En mis tiempos los kilos eran kilos, y todos y cada uno de ellos
pesaban mil gramos, y aunque unas veces iban más corridos que otras
después de pasar por la romana, lo cierto es que se aproximaban más
que mucho al peso real, y además así lo exigían tanto los alguaciles
como la más elemental honradez.
Pero, claro, parece que el mundo ha cambiado mucho desde entonces,
porque me he enterado de que el actual Gobierno de España va a obligar
a las operadoras del Internet éste a que proporcionen a sus clientes
al menos el ochenta por ciento de lo que cada cliente haya contratado,
y cuyo cien por cien ese cliente paga religiosamente todos los meses.
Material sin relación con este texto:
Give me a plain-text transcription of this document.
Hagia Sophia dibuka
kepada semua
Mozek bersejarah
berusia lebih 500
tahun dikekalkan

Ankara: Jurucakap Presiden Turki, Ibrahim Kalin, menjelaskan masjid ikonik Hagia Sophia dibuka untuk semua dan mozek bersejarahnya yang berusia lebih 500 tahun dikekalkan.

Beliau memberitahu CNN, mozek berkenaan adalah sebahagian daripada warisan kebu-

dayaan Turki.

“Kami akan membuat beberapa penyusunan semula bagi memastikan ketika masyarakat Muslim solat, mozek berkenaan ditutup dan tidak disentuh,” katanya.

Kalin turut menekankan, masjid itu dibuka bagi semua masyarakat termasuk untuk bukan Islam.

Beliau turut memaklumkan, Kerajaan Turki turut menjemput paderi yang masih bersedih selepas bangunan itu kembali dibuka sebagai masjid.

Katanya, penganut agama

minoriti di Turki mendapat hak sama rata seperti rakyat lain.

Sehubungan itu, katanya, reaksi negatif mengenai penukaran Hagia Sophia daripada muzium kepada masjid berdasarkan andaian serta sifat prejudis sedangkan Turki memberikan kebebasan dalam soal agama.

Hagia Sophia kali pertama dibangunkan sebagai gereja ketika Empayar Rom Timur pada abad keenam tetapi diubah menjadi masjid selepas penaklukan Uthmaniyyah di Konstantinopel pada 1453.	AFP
En otras palabras, y que sirva como símil, el Gobierno de España va a
obligar a que los kilos de garbanzos que vendamos los comerciantes
pesen como mínimo ochocientos gramos aunque, eso sí, siempre deberán
pagarse como si fuesen kilos enteritos.
No sé si será por mi edad pero lo cierto es que no acabo de comprender
algunas de las cosillas que pasan ahora. Que no me amuelen... ¡Kilos
de ochocientos gramos!, quién lo hubiera imaginado...
El bisabuelo Antolín
http://blogbisabueloantolin.es.kz/
¿O es que cuando un chiquillo, obedeciendo a su madre, se acercaba a la
tienda del ahora bisabuelo a por un cuarto de fideos y un avecrem, no pesaba
casi tanto el papel con el que se envolvían - que se parecía más al papel de
lija que al que se utiliza actualmente para envolver regalos- que los
propios fideos?
Claro, que entonces, la industria del envase plastificado no estaba tan
desarrollada como lo está actualmente, casi todo se vendía a granel,
garbanzos, macarrones, lentejas, azúcar, etc. y lo del papel era necesidad y
no latrocinio.
Bueno, bisabuelo, que llegue Vd. a tatarabuelo con esa prosa y que todos
nosotros lo veamos.
--
Mosqui
"El bisabuelo Antolin" <bisabuel...@gmail.com> escribió en el mensaje
news:7c276ae0-edd1-44a0...@x35g2000hsb.googlegroups.com...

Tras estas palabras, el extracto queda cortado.